Cérémonie secrète - Secret Ceremony, Joseph Losey (1968)

Leonora, prostituée à Londres, est abordée, lors d'une visite dans un cimetière, par Cenci, jeune et riche héritière qui semble la prendre pour sa mère. Invitée par Cenci dans sa superbe demeure où elle vit seule, Leonora, accepte d'endosser le rôle de Margaret, la mère de Cenci. Les deux femmes, dont l'une a perdu sa fille et l'autre n'accepte pas la mort de sa mère, vont alors jouer à un jeu dangereux aux confins de la folie.

Losey réalise une de ses œuvres les plus déroutantes avec ce Cérémonie Secrète dont la sophistication et la veine psychanalytique l'éloigne quelque peu (au premier abord) des films engagés qui l'établirent enfin aux yeux de la critique au début des années 60 avec The Servant (1963) ou Pour l'exemple (1964). Le projet est amené à Losey par Ingrid Bergman qui rêve de travailler avec lui et qui lui faire lire la courte nouvelle éponyme de l'auteur sud-américain Marco Denevi. Le script qu'en tirera George Tabori sera tellement scabreux qu'Ingrid Bergman renoncera au projet, Losey retrouvant Elizabeth Taylor avec laquelle il vient de tourner Boom dans une veine très proche de ce Cérémonie Secrète et qu'on peut voir comme son film jumeau.

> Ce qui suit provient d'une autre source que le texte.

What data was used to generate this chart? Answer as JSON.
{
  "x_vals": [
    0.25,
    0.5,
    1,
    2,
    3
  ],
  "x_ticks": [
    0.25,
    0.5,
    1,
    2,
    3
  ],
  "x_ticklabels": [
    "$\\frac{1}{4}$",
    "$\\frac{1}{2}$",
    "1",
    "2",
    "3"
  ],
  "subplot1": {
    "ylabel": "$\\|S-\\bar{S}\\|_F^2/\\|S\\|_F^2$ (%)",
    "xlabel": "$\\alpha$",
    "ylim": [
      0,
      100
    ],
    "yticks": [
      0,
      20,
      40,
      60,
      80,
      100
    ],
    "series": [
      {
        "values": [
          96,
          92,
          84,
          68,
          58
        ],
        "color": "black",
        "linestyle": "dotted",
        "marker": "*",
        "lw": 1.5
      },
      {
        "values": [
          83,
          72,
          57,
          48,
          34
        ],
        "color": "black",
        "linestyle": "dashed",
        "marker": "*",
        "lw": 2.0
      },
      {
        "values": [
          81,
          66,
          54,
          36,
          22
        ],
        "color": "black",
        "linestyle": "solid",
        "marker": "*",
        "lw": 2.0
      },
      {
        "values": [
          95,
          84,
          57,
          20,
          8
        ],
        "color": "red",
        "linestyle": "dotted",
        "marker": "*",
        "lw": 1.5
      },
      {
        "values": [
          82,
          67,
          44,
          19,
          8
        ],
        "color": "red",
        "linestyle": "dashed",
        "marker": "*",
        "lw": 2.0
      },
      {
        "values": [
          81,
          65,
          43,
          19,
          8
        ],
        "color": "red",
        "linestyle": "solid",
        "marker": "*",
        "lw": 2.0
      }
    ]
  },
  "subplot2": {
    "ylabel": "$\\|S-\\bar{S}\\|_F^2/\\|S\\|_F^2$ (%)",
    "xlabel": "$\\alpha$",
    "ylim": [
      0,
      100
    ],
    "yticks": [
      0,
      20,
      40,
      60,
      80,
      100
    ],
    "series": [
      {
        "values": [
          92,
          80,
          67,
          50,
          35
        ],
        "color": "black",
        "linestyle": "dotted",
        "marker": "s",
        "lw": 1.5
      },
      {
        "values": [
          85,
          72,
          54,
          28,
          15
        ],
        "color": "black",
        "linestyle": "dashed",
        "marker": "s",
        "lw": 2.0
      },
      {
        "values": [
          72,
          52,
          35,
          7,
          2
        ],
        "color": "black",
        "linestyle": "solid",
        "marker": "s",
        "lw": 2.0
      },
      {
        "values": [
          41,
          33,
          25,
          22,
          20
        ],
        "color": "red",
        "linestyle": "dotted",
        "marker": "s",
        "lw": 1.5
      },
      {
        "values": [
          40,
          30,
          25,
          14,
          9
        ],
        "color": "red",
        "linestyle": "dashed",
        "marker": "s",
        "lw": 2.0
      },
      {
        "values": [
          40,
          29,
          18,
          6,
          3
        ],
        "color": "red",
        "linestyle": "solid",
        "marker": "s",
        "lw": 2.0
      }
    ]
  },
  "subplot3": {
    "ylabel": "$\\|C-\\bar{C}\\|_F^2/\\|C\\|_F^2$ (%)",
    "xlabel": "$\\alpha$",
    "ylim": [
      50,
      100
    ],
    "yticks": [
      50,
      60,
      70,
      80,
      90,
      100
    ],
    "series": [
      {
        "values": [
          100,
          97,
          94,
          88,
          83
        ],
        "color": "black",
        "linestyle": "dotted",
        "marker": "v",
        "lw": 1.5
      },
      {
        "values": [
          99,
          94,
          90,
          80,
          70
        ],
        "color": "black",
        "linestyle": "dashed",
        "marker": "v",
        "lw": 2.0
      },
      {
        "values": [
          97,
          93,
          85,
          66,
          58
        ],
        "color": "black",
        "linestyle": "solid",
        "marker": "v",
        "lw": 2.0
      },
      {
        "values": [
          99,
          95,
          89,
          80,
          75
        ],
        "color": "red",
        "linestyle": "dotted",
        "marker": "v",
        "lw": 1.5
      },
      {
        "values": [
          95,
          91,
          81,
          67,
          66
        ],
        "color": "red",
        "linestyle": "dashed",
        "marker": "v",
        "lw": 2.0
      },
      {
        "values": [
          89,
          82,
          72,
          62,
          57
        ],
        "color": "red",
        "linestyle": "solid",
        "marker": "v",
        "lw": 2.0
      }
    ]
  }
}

Tout comme dans The Servant ou Accident Losey filme ici un récit d'enfermement et d'aliénation entre deux personnages dans un lieu clos, deux être dont la proximité s'avère aussi addictive que destructrice. Leonora prostituée londonienne (Elizabeth Taylor) va ainsi croiser la route de Cenci (Mia Farrow) jeune héritière aux troubles psychologiques. C'est une perte commune qui va les rapprocher, Leonora a perdu quelques années plus tôt sa fille et ne s'en est jamais vraiment remise tandis que l'esprit perturbé de Cenci résulte de la disparation récente de sa mère à laquelle elle était profondément attachée.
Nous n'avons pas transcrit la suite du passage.